Funding Circle is a stock-market listed company, registered as FCH for “Funding Circle Holdings” on the London Stock Exchange since autumn 2018. The Funding Circle share price is right down at 1/6th of its highs and it's unchanged since releasing its 2021 results three days ago. Is this price deserved or is Funding Circle a buy?
If Funding Circle is a buy, who is it a buy for?
I only publicly write my buy-or-sell opinion on a share investment if I have very strong convictions about it, based on what I believe to be excellent insight into and understanding of the business and its valuation.
I assure you, that doesn't happen often. Indeed, this has happened just four times since co-founding 4thWay, which is ordinarily focused on helping people to make more money, more safely, through online direct lending, which we call peer-to-peer lending.
However, one of those times is today, on Funding Circle. Ironically, Funding Circle announced at the same time as its results that it won't re-open its P2P lending operations after pausing them during the pandemic. So I'm stretching 4thWay's remit to the limits by covering its shares while the last P2P loans are being repaid!
Before you take the time to assess Funding Circle's business, let's make sure these kinds of shares are potentially of interest to you, based on your own investing wishes and style.
Here in a nutshell are the four basic things I think you need to know to see which investors might find it worthwhile to take the time to assess Funding Circle for investment:
- It was valued at £1.5 billion ($1.98 bn) at its initial public offering and is now valued at £259 million ($342 m).

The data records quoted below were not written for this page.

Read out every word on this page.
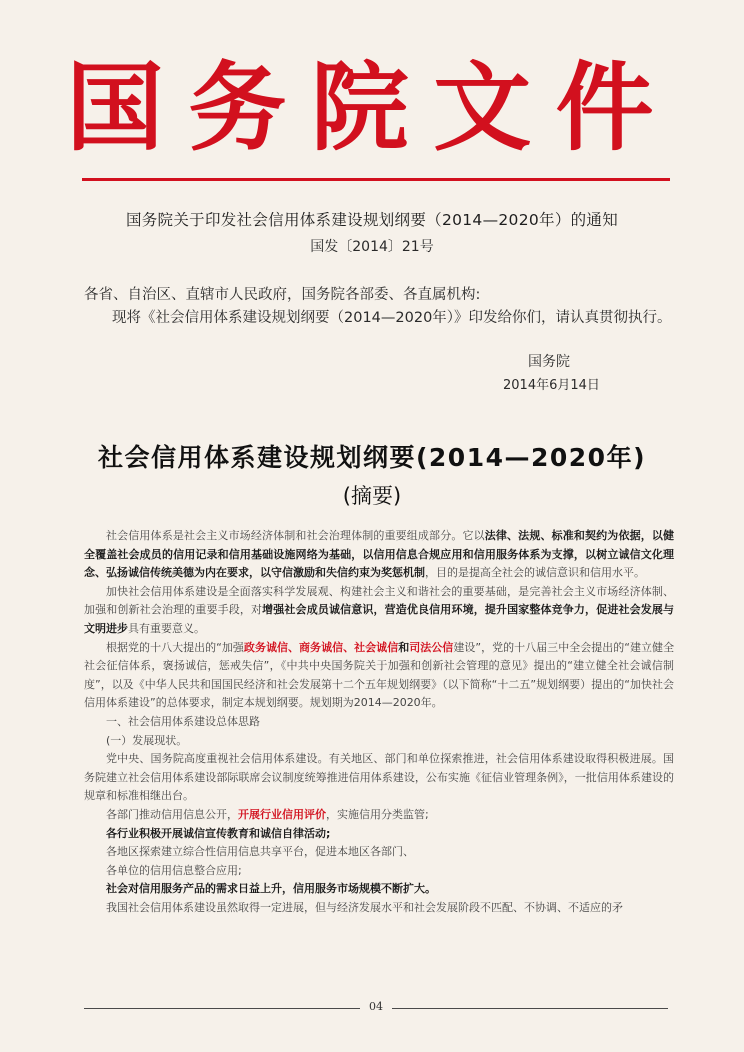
国务院文件
国务院关于印发社会信用体系建设规划纲要（2014—2020年）的通知
国发〔2014〕21号
各省、自治区、直辖市人民政府，国务院各部委、各直属机构:
现将《社会信用体系建设规划纲要（2014—2020年）》印发给你们，请认真贯彻执行。
国务院
2014年6月14日
社会信用体系建设规划纲要(2014—2020年)
(摘要)

社会信用体系是社会主义市场经济体制和社会治理体制的重要组成部分。它以法律、法规、标准和契约为依据，以健全覆盖社会成员的信用记录和信用基础设施网络为基础，以信用信息合规应用和信用服务体系为支撑，以树立诚信文化理念、弘扬诚信传统美德为内在要求，以守信激励和失信约束为奖惩机制，目的是提高全社会的诚信意识和信用水平。

加快社会信用体系建设是全面落实科学发展观、构建社会主义和谐社会的重要基础，是完善社会主义市场经济体制、加强和创新社会治理的重要手段，对增强社会成员诚信意识，营造优良信用环境，提升国家整体竞争力，促进社会发展与文明进步具有重要意义。

根据党的十八大提出的“加强政务诚信、商务诚信、社会诚信和司法公信建设”，党的十八届三中全会提出的“建立健全社会征信体系，褒扬诚信，惩戒失信”，《中共中央国务院关于加强和创新社会管理的意见》提出的“建立健全社会诚信制度”，以及《中华人民共和国国民经济和社会发展第十二个五年规划纲要》（以下简称“十二五”规划纲要）提出的“加快社会信用体系建设”的总体要求，制定本规划纲要。规划期为2014—2020年。

一、社会信用体系建设总体思路

(一）发展现状。

党中央、国务院高度重视社会信用体系建设。有关地区、部门和单位探索推进，社会信用体系建设取得积极进展。国务院建立社会信用体系建设部际联席会议制度统筹推进信用体系建设，公布实施《征信业管理条例》，一批信用体系建设的规章和标准相继出台。

各部门推动信用信息公开，开展行业信用评价，实施信用分类监管;

各行业积极开展诚信宣传教育和诚信自律活动;

各地区探索建立综合性信用信息共享平台，促进本地区各部门、

各单位的信用信息整合应用;

社会对信用服务产品的需求日益上升，信用服务市场规模不断扩大。

我国社会信用体系建设虽然取得一定进展，但与经济发展水平和社会发展阶段不匹配、不协调、不适应的矛

04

Put another way, its share price started at £4.40 ($5.81) in 2018 and fell to 70p (92c).
- It made a loss for 12 straight financial years since it started, before finally making an annual profit in the past year, according to results released this week.
- Funding Circle is now forecasting lower revenue in the short term – 25% down on last year – due to anomalies around pandemic lending and shifts in its business.
- Funding Circle UK remains far larger than Funding Circle US, even though the market on the other side of the Atlantic is enormous. Investors' can only salivate about large markets for so long before many ask when they'll get to sample its caramelised almonds for themselves.
Now, those four things don't give you any insights whatsoever into whether Funding Circle a good investment. But they provide some clues as to whether these shares might fit your style and are worth investigating further. Here's what I make of it:
Is Funding Circle for investors with a Warren Buffett style?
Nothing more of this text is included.